Tornadoes in the UK: Met Office now able to predict weather phenomenon

When one thinks of tornadoes, one looks to central USA, specifically the Great Plains where destructive whirlwinds often occur. However, up to 30 tornadoes strike the UK each year, but scientists have had no way of forecasting them until now.

Researchers at the University of Leeds and the Met Office have developed a tool which allows forecasters to predict when a tornado might hit.

Most tornadoes in the UK are often quick hitting, forming rapidly before disappearing.

However, they can bring with them wind speeds of up to 112 miles per hour, which can cause destruction and danger to life.

For this reason, the experts from Leeds and the Met Office have grouped together to create a system which can predict where a tornado might hit.

The team analysed tornado reports from the Tornado and Storm Research Organisation (TORRO), radar imagery and surface analysis charts from 114 weather events over a 35 year period.

They identified weather patterns which proceed a tornado, including strong winds coming from a cold front.

This leads to a bulge in the front which makes it sharper, increasing the contrast in the wind speeds and the direction of the wind. Where the contrast increases, winds are more likely to “spin up”, allowing a tornado to form.

The tool has already been tested in the UK on February 29 this year, and it successfully predicted the risk of tornadoes in southeast England, with a tornado occurring in Kent as the cold front swept through during the morning.

Matthew Clark, a Met Office scientist who is currently studying for a PhD at Leeds’s School of Earth and Environment, said: “Tornadoes are a relatively common weather hazard on UK cold fronts, but the Met Office have never before had any way of predicting which cold fronts are likely to produce tornadoes, nor did we understand why tornadoes occurred in some fronts but not others.

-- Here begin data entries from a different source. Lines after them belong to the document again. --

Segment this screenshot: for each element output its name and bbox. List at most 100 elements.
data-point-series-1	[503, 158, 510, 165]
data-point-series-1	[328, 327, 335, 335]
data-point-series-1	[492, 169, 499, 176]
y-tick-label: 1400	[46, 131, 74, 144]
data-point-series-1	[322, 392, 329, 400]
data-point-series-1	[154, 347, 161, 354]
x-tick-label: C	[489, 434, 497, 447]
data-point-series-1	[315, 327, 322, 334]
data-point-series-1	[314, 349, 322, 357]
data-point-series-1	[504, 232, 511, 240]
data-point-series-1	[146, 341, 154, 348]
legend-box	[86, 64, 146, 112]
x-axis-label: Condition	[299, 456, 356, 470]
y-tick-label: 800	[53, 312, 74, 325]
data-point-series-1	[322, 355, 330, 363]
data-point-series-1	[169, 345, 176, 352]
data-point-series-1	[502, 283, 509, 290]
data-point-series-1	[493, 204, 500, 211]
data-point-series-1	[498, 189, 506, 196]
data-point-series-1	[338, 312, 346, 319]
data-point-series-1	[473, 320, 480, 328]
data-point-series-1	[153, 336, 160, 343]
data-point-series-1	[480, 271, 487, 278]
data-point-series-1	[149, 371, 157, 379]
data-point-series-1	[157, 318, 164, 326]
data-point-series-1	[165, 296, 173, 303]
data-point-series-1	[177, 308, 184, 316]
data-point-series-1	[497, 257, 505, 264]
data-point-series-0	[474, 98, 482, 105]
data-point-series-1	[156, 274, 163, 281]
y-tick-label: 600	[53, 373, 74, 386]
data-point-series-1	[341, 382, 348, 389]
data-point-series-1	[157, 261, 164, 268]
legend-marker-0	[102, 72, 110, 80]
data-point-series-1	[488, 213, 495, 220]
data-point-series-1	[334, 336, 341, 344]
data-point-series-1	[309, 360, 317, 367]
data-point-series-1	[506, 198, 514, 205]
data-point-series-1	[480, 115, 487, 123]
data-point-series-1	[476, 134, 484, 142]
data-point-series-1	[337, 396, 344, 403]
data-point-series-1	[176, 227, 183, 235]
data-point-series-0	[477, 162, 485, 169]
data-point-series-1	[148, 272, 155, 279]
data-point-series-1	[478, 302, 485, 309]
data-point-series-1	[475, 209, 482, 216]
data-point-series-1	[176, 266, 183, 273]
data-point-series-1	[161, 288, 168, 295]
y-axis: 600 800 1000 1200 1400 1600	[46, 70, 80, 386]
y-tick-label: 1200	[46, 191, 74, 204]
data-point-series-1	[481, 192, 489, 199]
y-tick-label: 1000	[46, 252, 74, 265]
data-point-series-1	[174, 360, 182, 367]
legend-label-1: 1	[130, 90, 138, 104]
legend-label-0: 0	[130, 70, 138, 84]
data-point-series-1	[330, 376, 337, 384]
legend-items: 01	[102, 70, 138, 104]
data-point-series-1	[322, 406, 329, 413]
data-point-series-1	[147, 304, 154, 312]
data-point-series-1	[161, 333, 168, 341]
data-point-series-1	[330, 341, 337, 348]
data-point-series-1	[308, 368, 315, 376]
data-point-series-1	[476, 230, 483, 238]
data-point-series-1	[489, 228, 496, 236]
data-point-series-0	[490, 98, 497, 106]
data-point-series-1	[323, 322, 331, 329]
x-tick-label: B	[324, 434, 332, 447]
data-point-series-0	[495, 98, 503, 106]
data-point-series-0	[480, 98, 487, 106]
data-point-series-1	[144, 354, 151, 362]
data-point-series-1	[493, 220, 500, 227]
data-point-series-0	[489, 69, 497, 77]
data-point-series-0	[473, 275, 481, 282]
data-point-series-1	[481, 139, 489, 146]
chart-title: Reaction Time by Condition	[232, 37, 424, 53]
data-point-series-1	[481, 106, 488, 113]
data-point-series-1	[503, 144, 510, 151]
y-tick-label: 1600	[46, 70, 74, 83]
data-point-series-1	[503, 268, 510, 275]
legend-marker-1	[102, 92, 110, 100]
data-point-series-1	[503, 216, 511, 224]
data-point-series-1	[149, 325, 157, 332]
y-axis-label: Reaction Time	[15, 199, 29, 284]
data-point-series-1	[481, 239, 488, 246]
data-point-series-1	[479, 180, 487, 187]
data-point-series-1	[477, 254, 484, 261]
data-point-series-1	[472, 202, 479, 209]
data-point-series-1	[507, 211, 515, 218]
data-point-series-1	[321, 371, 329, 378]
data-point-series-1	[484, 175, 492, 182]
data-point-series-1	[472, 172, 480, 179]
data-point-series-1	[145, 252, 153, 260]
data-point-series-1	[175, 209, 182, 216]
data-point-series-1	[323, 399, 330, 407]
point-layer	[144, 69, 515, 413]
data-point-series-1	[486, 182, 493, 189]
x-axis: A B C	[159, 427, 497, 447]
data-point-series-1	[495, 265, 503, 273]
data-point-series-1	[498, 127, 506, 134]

“These findings should help to improve the UK forecasts of localised, intense wind damage associated with these kinds of weather system.

“This should enable organisations and people to take precautions and minimise damage and risk.”

Met Office Chief Meteorologist Paul Davies added: “By explaining, for the first time, ‘how’ and ‘why’ tornadoes form in a given weather system, meteorologists are much better prepared to anticipate events in advance, to interpret and challenge the results of numerical weather prediction models, and to communicate their confidence in a given forecast.”